Haben Sie ein Beispiel aus der Praxis?
Ein Spezialreiseveranstalter erstellt komplette Videokampagnen aus Textbeschreibungen – automatisiert und mit minimalem Budget. Ein kleines Team hat ohne externe Hilfe den gesamten Buchungs- und Kundenserviceprozess mit KI-Tools automatisiert. Das spart nicht nur Geld – es macht diese Unternehmen in Zeiten des Fachkräftemangels überhaupt erst handlungsfähig.

Was müssen Unternehmen konkret tun?
Sie müssen sich ernsthaft mit ihren Prozessen auseinandersetzen. Wer KI einführt, ohne zu wissen, was er automatisieren will, wird scheitern. Wir brauchen keine weiteren Digitalisierungsprogramme von außen – wir brauchen Menschen in Unternehmen, die in Automatisierungsketten und Kontrollmechanismen denken können.

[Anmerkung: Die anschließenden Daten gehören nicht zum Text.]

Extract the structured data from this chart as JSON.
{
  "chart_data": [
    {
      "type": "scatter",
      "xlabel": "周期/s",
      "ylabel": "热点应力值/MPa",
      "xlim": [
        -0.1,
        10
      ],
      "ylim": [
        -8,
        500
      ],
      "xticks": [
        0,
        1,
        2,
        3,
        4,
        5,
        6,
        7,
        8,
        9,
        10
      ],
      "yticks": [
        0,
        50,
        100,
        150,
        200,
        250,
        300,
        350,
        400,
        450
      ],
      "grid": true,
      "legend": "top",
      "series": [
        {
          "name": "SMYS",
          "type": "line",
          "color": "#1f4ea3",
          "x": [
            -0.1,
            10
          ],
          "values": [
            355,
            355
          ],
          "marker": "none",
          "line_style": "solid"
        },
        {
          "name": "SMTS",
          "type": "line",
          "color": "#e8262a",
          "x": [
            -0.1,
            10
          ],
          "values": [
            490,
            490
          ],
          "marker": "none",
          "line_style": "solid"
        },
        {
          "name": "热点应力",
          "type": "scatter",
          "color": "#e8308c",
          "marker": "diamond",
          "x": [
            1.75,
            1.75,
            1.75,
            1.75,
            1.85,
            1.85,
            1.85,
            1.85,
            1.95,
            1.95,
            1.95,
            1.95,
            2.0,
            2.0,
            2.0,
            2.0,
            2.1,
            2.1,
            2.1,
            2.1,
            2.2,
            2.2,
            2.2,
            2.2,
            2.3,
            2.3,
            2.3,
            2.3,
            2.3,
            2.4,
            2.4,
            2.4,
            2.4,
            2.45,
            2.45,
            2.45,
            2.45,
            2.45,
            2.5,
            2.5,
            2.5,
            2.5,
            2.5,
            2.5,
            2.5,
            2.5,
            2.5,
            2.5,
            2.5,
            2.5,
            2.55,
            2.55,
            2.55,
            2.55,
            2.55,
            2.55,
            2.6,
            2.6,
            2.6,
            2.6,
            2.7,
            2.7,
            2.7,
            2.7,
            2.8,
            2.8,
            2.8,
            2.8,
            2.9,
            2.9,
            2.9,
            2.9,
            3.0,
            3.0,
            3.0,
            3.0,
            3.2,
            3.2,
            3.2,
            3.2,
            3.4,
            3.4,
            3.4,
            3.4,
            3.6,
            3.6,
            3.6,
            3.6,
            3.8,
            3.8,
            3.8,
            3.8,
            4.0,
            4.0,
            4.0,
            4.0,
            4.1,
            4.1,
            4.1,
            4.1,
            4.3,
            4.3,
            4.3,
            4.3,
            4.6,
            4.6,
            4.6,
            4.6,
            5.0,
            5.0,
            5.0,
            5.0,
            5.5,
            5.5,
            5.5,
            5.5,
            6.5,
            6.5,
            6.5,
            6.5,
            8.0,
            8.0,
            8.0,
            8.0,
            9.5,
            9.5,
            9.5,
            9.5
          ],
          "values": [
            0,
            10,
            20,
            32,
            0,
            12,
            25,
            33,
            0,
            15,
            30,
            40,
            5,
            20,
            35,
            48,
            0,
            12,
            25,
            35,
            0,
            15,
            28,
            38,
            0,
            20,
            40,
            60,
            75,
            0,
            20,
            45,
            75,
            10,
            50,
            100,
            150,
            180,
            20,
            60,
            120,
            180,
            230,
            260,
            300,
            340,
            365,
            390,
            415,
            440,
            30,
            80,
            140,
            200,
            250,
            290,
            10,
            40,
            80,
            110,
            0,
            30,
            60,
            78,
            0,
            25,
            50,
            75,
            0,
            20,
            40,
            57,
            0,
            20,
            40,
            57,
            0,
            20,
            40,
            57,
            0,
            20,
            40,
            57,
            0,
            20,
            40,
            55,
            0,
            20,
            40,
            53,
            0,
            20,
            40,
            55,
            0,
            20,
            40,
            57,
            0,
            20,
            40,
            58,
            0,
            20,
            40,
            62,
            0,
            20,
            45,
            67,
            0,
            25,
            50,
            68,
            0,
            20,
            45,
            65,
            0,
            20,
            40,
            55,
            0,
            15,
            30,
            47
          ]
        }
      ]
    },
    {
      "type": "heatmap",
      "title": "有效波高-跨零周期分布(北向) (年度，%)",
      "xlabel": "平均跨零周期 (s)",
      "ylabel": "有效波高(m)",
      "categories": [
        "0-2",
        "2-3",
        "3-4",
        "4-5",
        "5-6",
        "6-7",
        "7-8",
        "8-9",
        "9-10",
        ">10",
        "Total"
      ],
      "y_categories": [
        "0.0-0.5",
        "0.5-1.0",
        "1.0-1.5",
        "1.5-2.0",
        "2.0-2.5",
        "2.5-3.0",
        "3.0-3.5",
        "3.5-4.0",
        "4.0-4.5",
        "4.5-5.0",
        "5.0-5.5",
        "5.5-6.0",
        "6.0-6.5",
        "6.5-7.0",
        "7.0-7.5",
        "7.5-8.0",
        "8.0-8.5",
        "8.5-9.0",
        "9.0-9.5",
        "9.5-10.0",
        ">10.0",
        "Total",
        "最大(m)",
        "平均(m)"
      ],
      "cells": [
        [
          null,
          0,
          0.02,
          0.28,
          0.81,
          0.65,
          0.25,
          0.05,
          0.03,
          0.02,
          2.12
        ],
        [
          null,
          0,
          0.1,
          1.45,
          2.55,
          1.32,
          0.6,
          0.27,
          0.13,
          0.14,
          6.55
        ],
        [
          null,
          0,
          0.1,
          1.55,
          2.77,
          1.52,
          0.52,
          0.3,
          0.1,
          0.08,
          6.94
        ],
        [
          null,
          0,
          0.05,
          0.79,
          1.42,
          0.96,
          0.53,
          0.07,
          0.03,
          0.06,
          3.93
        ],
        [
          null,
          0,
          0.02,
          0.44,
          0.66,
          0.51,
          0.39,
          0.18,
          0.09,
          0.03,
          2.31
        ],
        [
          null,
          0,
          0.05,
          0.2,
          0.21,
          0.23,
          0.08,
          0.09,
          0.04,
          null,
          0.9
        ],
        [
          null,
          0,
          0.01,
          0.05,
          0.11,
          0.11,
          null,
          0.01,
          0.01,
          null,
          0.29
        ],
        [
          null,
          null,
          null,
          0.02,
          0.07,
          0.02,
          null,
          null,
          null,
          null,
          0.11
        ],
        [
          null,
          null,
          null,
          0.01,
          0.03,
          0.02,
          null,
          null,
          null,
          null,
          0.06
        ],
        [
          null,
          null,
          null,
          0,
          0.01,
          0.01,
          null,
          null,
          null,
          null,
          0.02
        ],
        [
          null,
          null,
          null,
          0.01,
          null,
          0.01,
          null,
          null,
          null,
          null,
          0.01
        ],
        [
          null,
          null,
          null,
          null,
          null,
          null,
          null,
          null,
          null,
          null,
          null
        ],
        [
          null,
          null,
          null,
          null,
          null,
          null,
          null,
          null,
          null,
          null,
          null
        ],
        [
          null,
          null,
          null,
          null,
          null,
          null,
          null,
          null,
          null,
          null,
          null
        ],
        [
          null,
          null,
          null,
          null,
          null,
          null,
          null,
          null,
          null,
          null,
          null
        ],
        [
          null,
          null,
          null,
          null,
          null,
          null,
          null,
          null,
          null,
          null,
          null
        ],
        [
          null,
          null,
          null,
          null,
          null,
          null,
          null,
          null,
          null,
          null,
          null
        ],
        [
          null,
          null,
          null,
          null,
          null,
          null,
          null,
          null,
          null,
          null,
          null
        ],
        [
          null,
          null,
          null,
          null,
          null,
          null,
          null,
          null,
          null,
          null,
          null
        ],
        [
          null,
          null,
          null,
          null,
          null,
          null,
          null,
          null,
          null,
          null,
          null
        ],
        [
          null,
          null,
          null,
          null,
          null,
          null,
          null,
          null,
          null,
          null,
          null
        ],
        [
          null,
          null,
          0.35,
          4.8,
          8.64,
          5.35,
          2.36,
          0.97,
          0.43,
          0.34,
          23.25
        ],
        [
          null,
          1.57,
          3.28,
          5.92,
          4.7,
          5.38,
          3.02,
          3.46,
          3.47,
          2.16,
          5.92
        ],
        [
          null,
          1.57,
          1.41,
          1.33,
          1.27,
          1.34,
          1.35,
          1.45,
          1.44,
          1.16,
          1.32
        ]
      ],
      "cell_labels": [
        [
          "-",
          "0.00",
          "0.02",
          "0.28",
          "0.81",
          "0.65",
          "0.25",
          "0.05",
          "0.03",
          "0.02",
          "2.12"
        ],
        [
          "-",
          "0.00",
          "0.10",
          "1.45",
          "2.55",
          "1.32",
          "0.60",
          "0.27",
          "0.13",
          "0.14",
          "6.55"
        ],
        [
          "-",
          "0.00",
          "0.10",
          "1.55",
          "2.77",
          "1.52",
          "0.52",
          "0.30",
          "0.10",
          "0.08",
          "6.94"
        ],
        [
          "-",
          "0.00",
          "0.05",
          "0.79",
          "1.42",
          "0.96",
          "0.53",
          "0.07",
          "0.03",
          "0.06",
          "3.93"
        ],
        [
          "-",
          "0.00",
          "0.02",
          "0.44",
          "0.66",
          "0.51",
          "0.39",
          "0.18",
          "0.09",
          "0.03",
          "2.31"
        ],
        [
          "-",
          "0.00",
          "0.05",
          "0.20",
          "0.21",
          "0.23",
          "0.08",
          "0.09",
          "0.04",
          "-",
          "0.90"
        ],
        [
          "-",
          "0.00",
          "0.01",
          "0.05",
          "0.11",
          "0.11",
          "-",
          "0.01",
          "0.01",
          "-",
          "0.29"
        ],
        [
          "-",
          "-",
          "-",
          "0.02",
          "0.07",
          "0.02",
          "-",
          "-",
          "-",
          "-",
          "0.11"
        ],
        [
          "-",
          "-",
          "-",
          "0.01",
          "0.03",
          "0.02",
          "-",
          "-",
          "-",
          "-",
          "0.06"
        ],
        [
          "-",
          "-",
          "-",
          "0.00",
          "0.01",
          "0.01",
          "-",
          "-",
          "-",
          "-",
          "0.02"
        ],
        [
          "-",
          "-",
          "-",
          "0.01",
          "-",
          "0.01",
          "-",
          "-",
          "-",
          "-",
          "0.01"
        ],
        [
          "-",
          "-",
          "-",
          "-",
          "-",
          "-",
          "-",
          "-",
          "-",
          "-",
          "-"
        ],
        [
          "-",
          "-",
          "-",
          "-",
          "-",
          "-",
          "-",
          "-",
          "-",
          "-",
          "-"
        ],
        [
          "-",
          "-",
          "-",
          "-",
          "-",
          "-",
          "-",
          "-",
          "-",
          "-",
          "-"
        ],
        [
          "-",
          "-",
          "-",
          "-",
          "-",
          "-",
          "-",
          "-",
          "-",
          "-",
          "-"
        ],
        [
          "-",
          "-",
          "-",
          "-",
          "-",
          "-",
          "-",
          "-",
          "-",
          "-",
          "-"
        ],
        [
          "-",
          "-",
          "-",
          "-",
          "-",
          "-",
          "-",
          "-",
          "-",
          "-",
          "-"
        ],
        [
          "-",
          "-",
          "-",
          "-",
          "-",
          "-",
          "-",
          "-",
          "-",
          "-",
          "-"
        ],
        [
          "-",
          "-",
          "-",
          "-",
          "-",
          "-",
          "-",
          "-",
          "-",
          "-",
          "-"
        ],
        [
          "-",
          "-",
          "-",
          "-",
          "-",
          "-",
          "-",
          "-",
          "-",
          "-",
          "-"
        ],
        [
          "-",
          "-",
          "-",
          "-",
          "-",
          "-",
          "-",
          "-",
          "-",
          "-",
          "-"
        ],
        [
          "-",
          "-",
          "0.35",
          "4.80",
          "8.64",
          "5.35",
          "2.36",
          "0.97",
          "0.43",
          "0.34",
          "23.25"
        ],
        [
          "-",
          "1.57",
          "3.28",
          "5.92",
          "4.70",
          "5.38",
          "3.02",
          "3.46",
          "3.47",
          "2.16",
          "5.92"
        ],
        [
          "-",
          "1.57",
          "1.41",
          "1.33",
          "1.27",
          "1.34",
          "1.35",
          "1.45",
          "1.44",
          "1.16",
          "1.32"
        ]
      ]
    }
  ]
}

Prozessdenken wird zur Schlüsselkompetenz.

Und die IT-Abteilung wird überflüssig?
Natürlich nicht. Aber die Abhängigkeit davon sinkt massiv. Man muss kein Entwickler sein, um KI sinnvoll einzusetzen – man muss nur wissen, wie man Prozesse strukturiert. Das ist eine neue Form der Eigenständigkeit für Fachabteilungen. Und ein riesiges Potenzial für kleine und mittlere Betriebe, die bisher im Digitalisierungsrennen kaum mithalten konnten.

Wo sehen Sie derzeit noch die größten Versäumnisse in der Branche?
In der Passivität. Wir beobachten zu viel, analysieren zu lange und starten zu spät. Genau wie damals bei der Digitalisierung. Nur dass diesmal das Tempo höher ist. Wer jetzt nicht mitgeht, wird dauerhaft zurückbleiben – wirtschaftlich, organisatorisch, strategisch.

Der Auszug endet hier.